Kerala has become the first Indian state to impose a "fat tax" on fast food items such as burgers, pizzas, tacos, and doughnuts served in major fast food chains across the state. The decision has been made by the recently-elected Communist government that is aiming to impose a 14.5 percent tax.

According to the government, the decision intends to make people make aware of the food choice they make and the methods to curb the epidemic of obesity. The Finance Minister Thomas Isaac says that the change in the eating habits of the people of Kerala has forced the government to impose such a tax. In fact, people have started to prefer junk food over the traditional food preparations.

After the northern state of Punjab, Kerala is one of the states with the most number of people suffering from obesity, according to National Health Survey data. As a result, a number of lifestyle-related diseases are on the rise and the fat tax intends to keep that in check.

However, the whole idea of a fast food chain and restaurants serving junk food is a new concept in the state. For example, famous fast food chain McDonald's has only seven restaurants in Kerala. On the other hand, Burger King recently launched it's very first outlet in Kochi.

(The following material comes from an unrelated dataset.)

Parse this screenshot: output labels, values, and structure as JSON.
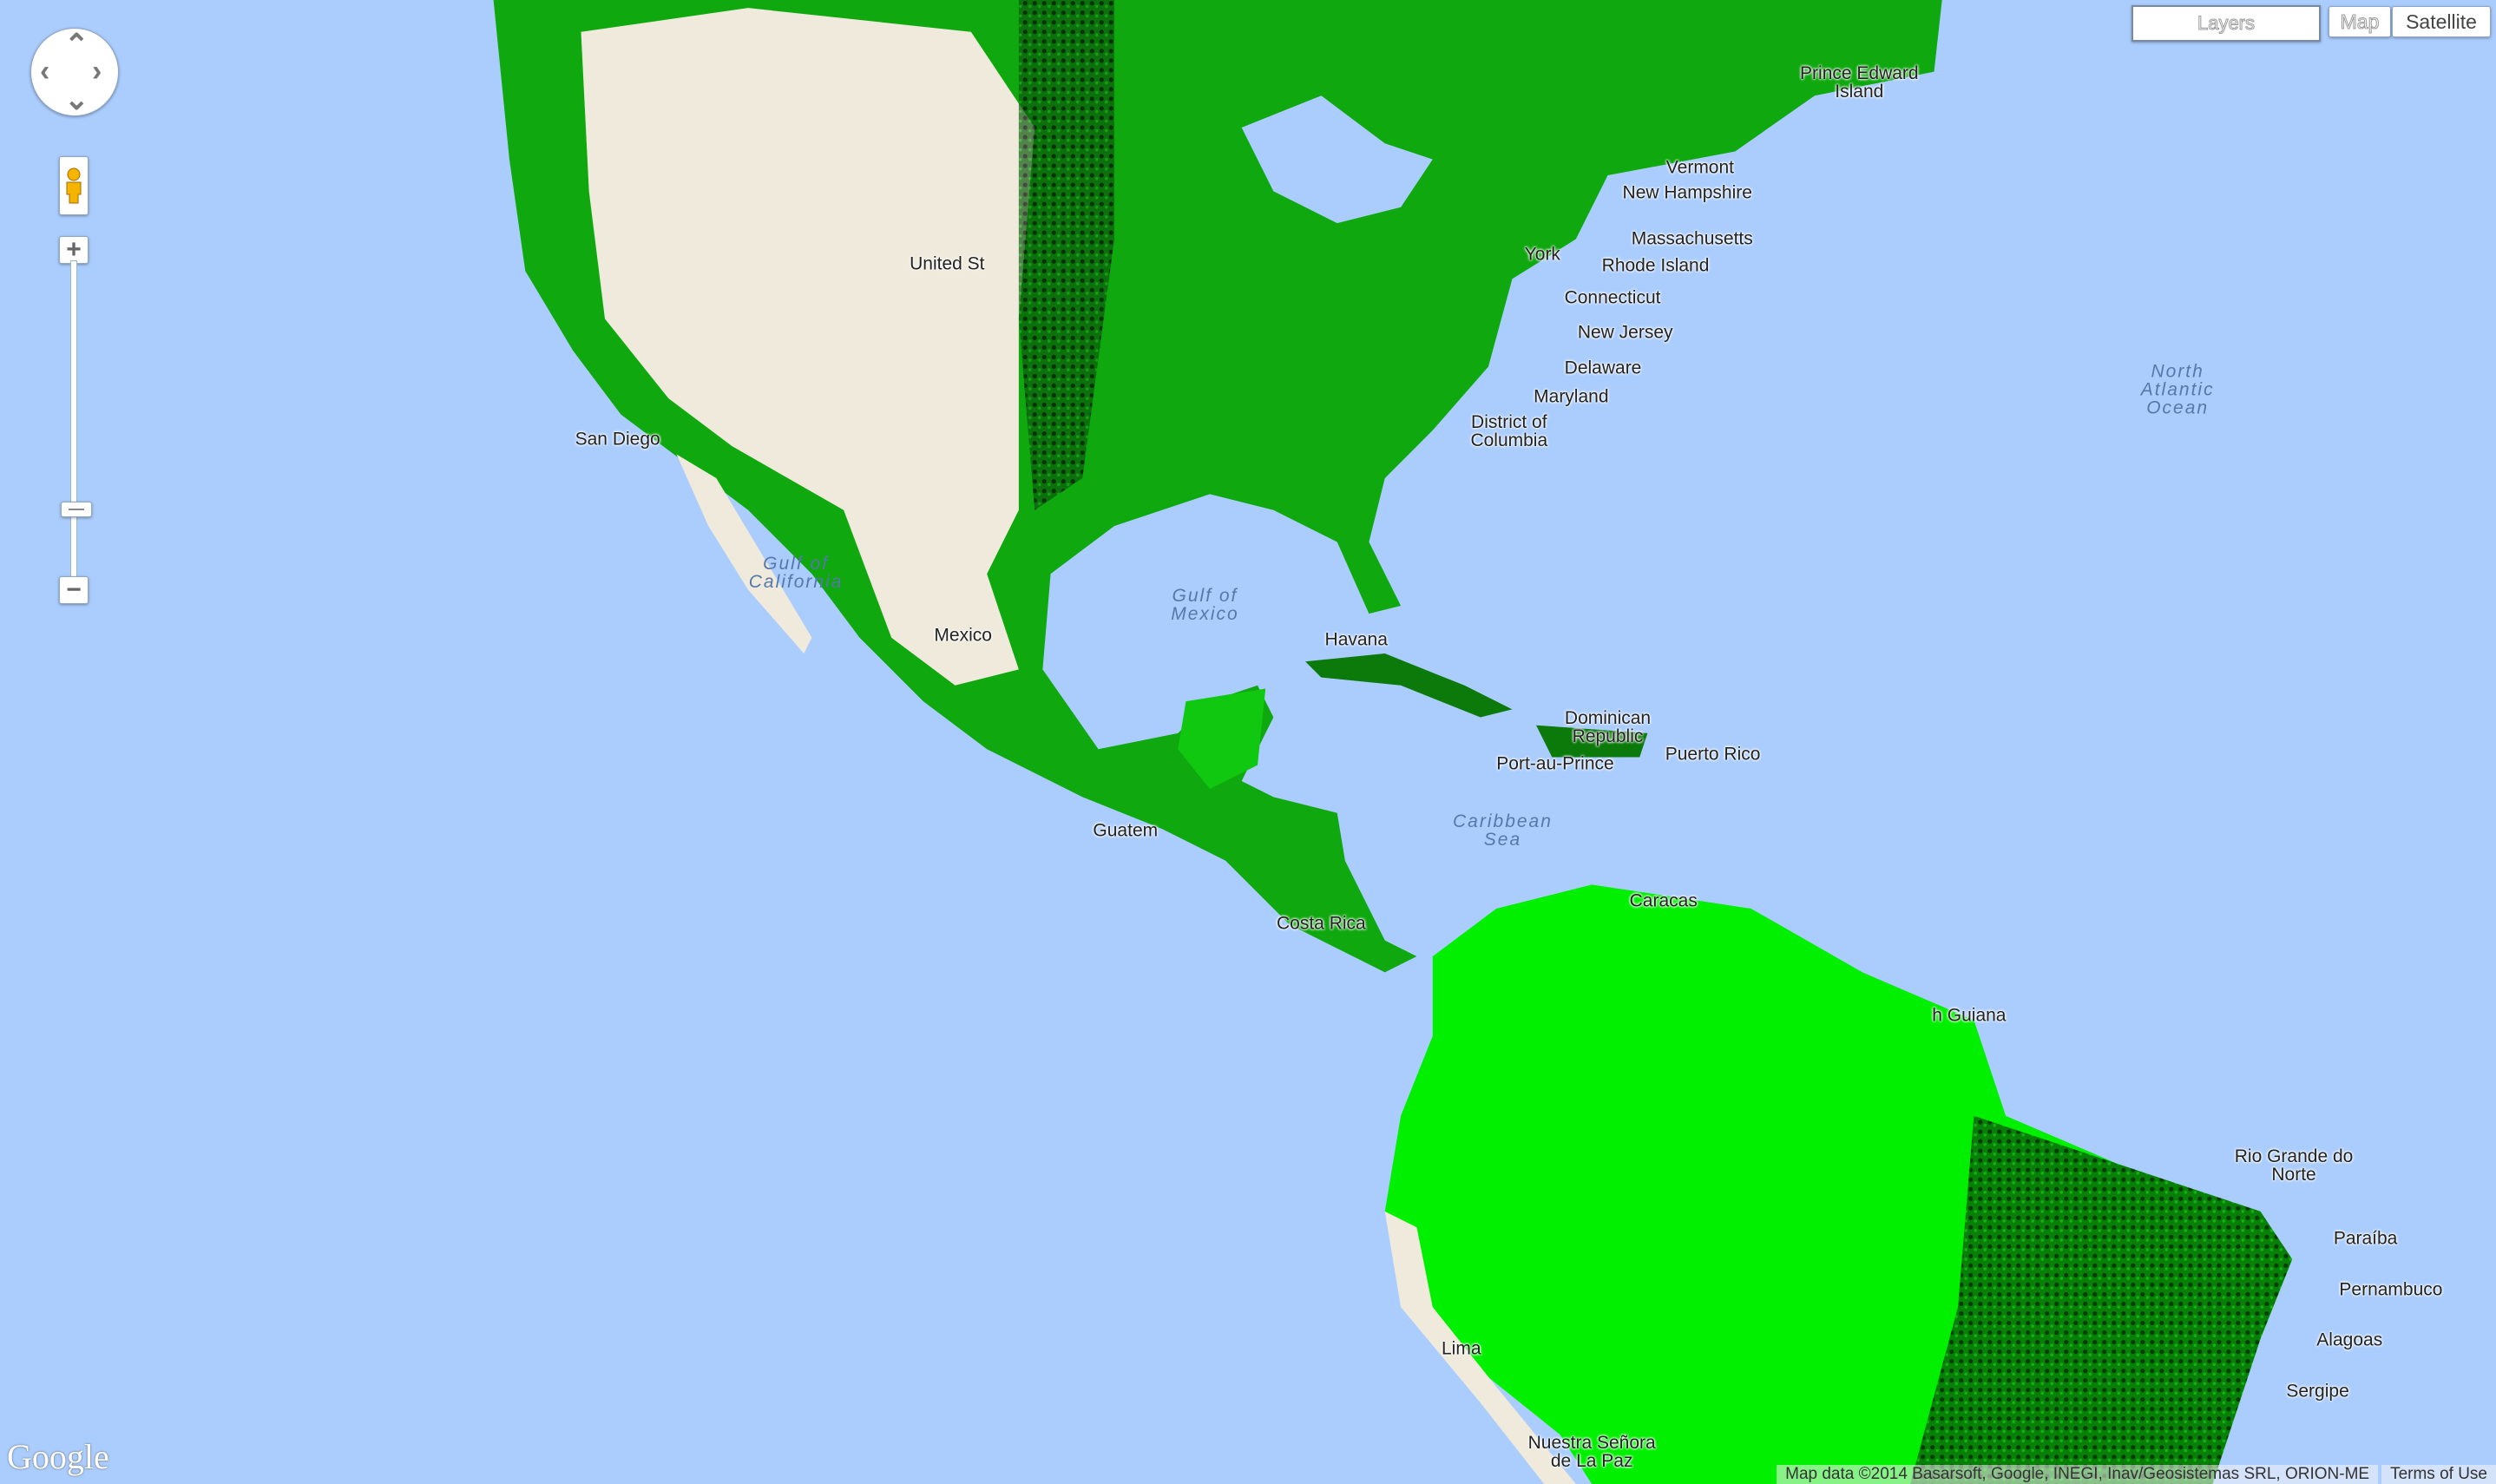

Burger King did not comment on the new law implemented by the government. However, it did say that it will definitely study how the new tax law will affect the fast food outlet. Meanwhile, a McDonald's official said that it will study the proposal.

The owner of a popular cafe in Cochi, Isaac Alexander said that a lot of local food is fatty and very unhealthy. While having a tax is not a bad idea, it must be acceptable to all and must be a comprehensive one.